Enfin, le logiciel libre est l'incarnation la plus efficace de la société du savoir qui, comme l'ont analysé plusieurs auteurs éminents (l'ancien directeur général de l'Unesco Koïchiro Matsuura4, le prix Nobel d'économie Joseph Stiglitz5...), représente sur le long terme et à un niveau macro-économique une source de croissance économique durable.

Notre second souci est par conséquent d'attirer votre attention sur la nécessité de garantir, dans le cadre de la politique d'équipement des établissement en matériels et logiciels, des conditions de passation des marchés qui ne soient discriminatoires ni pour les logiciels libres, ni pour les sociétés de services en logiciels libres ou les éditeurs de logiciels libres.

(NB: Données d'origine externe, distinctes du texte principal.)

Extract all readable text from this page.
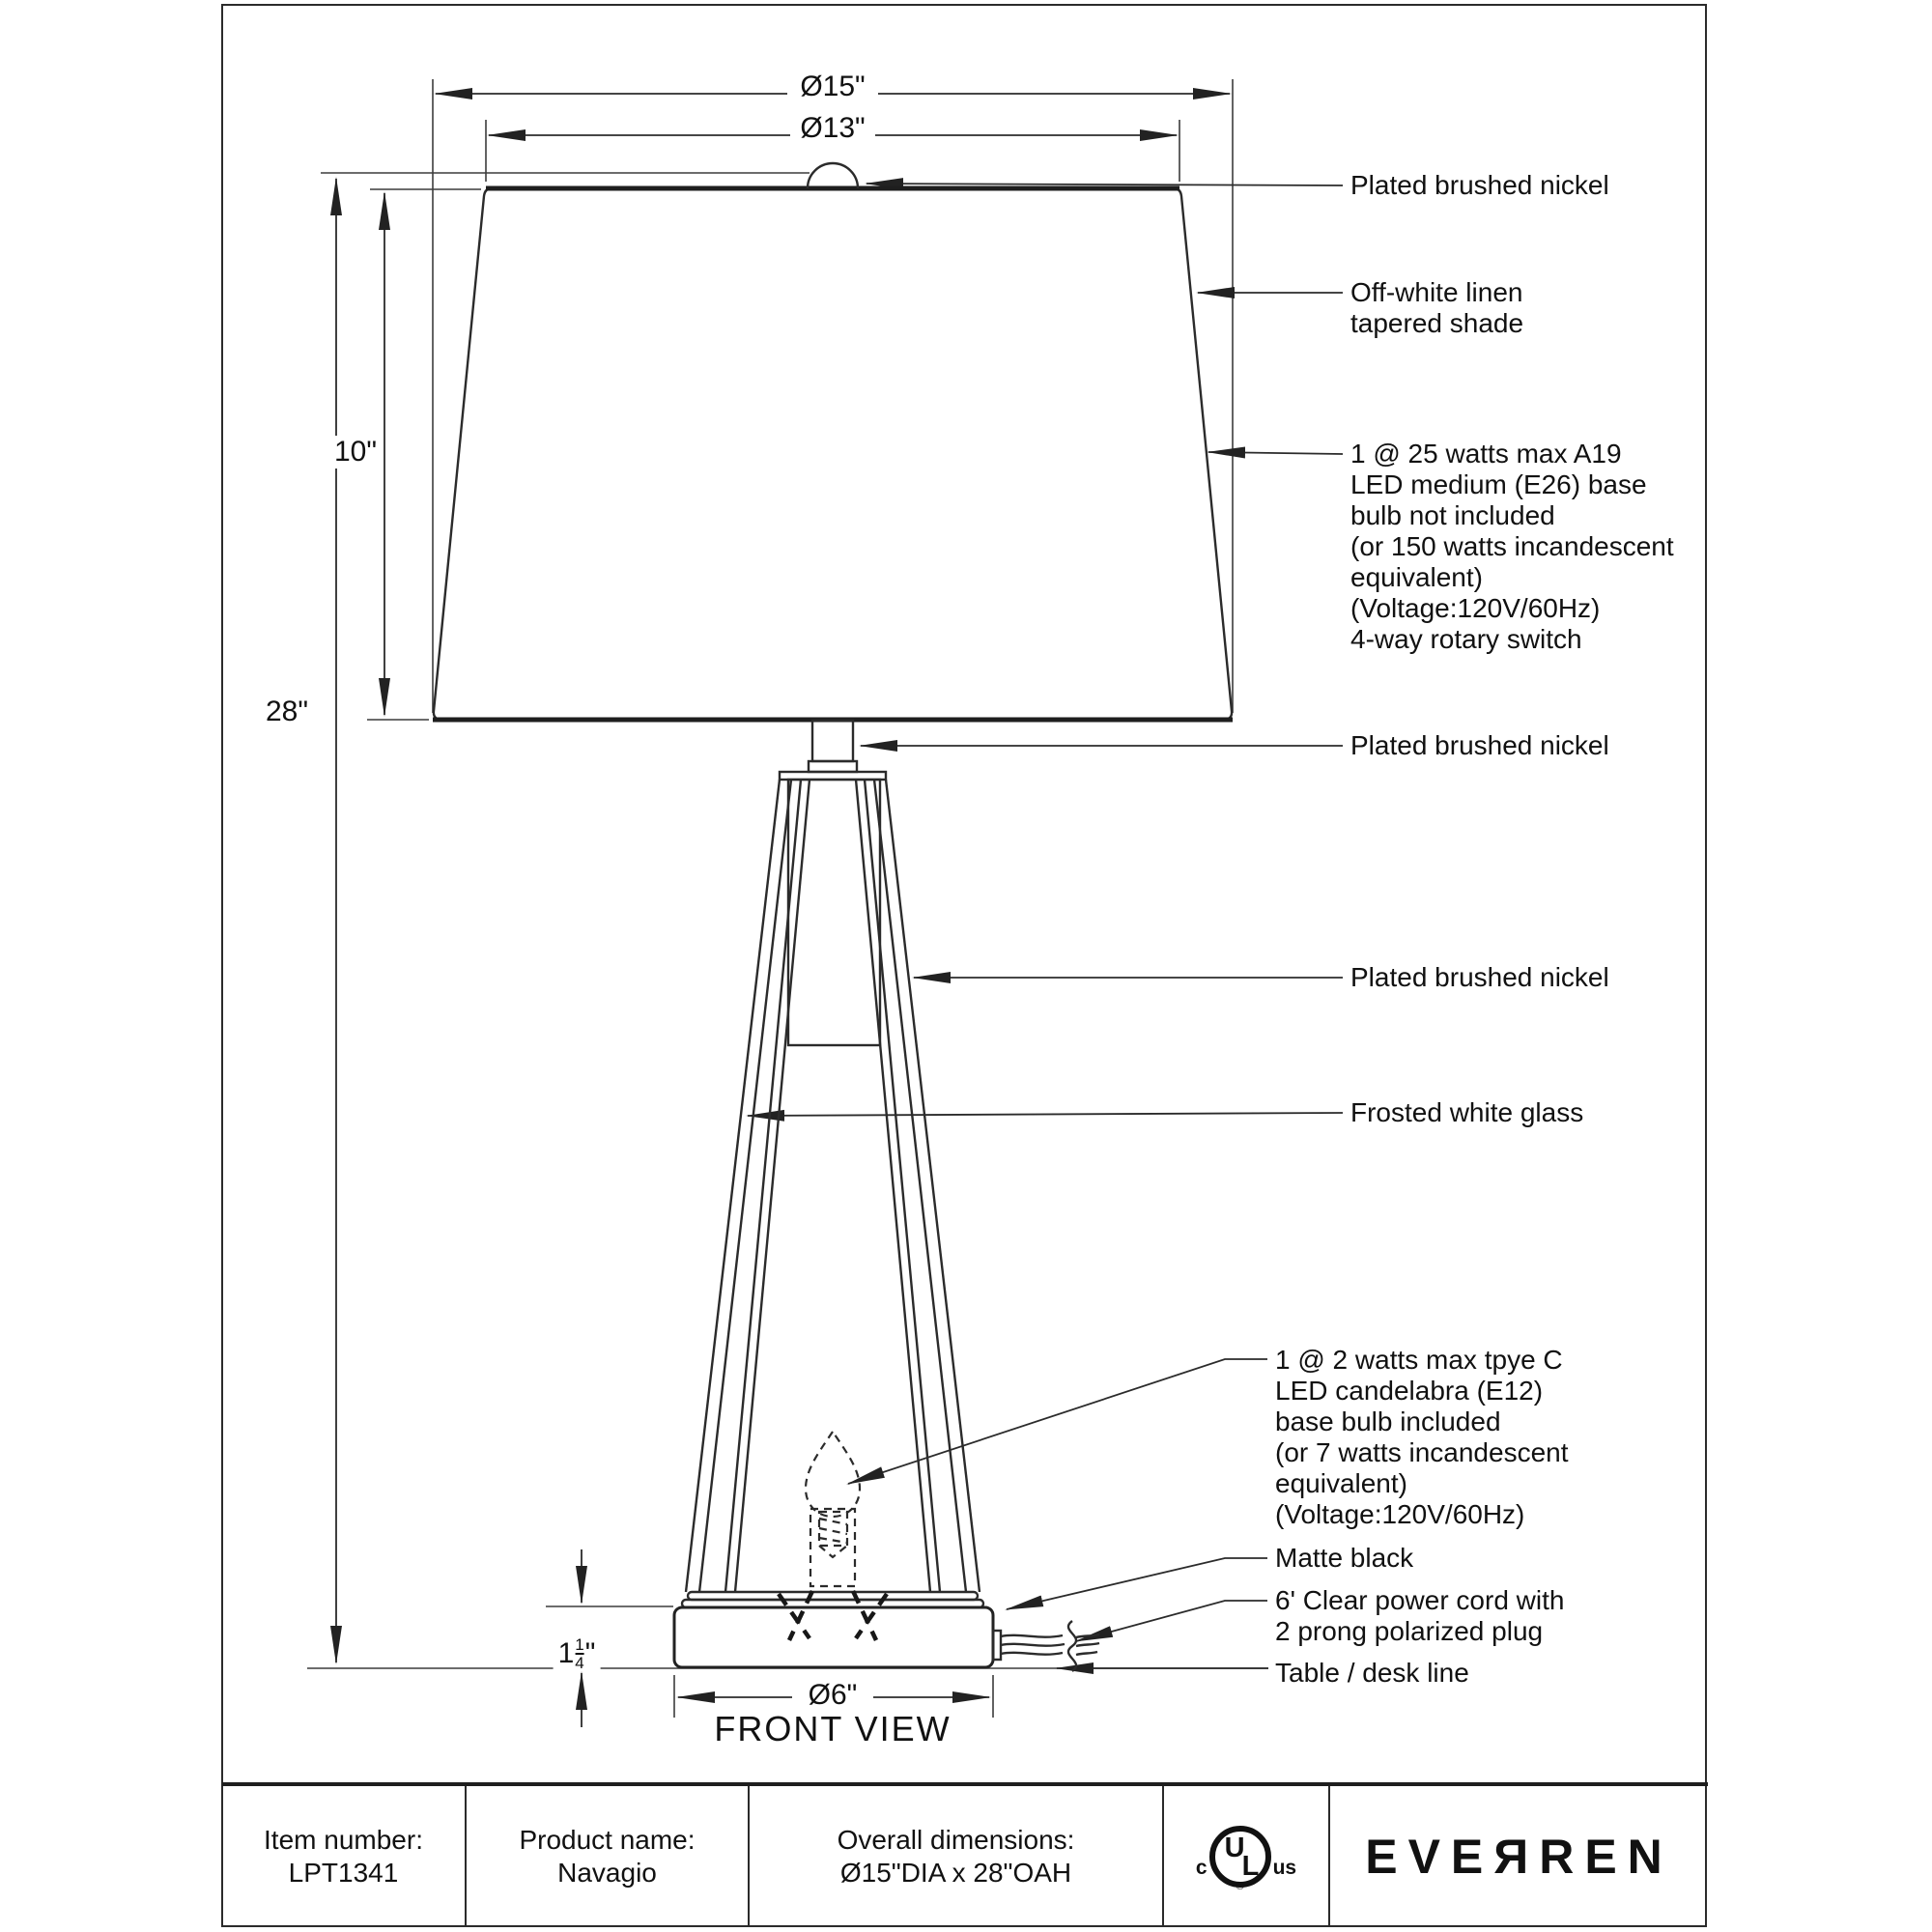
Ø15"
Ø13"
10"
28"
Ø6"
$1 \frac{1}{4}$ "
FRONT VIEW
Plated brushed nickel
Off-white linen
tapered shade
1 @ 25 watts max A19
LED medium (E26) base
bulb not included
(or 150 watts incandescent
equivalent)
(Voltage:120V/60Hz)
4-way rotary switch
Plated brushed nickel
Plated brushed nickel
Frosted white glass
1 @ 2 watts max tpye C
LED candelabra (E12)
base bulb included
(or 7 watts incandescent
equivalent)
(Voltage:120V/60Hz)
Matte black
6' Clear power cord with
2 prong polarized plug
Table / desk line
Item number:
LPT1341
Product name:
Navagio
Overall dimensions:
Ø15"DIA x 28"OAH	c
U
L
®
us EVEЯREN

Corollairement nous souhaitons également souligner la coïncidence du travail de votre mission avec la publication6 sous l'impulsion du BECTA britannique d'un format de fichier ouvert7 destiné aux applications de type tableau blanc interactif (TBI), format endossé par le projet European Schoolnet dont est membre le MEN. Plusieurs fabricants de TBI ayant accepté de prendre en charge ce format, il nous semblerait naturel que son intégration soit requise dans les appels d'offre à venir.

Aussi enthousiasmants que puissent être les matériels et les logiciels, il n'en reste pas moins vrai que toutes ces technologies n'ont de sens que mises au service de l'acte pédagogique, et non l'inverse. Le rapport publié en décembre 2006 par la SDTICE8 ainsi que les commentaires laissés sur le site de la mission montrent bien aussi que ce recours aux nouvelles technologies ne saurait être placé en tant que tel au centre de la préparation des séquences pédagogiques : c'est que ce travail est un travail de conception dont les traces formalisées, souvent ténues, ne révèlent ni ne reflètent ni le cheminement intellectuel qui a commandé leur production, ni l'usage qui en sera fait en classe.

En revanche, nourri par cette démarche réflexive et la nourrissant à son tour dans un cycle éminemment vertueux, le potentiel collaboratif du réseau Internet a déjà fait naître de nouvelles pratiques de partage de ce travail pédagogique. Un nombre sans cesse croissant d'enseignants utilisent et enrichissent quotidiennement le corpus de ressources pédagogiques disponibles. La conséquence immédiate et observable de ceci est que chaque enseignant n'est plus tenu de réinventer puis de peaufiner la « roue pédagogique », mais est au contraire incité à améliorer et adapter, en un mot à faire fructifier ce que l'on peut considérer dorénavant comme un savoir collectif aux appropriations multiples.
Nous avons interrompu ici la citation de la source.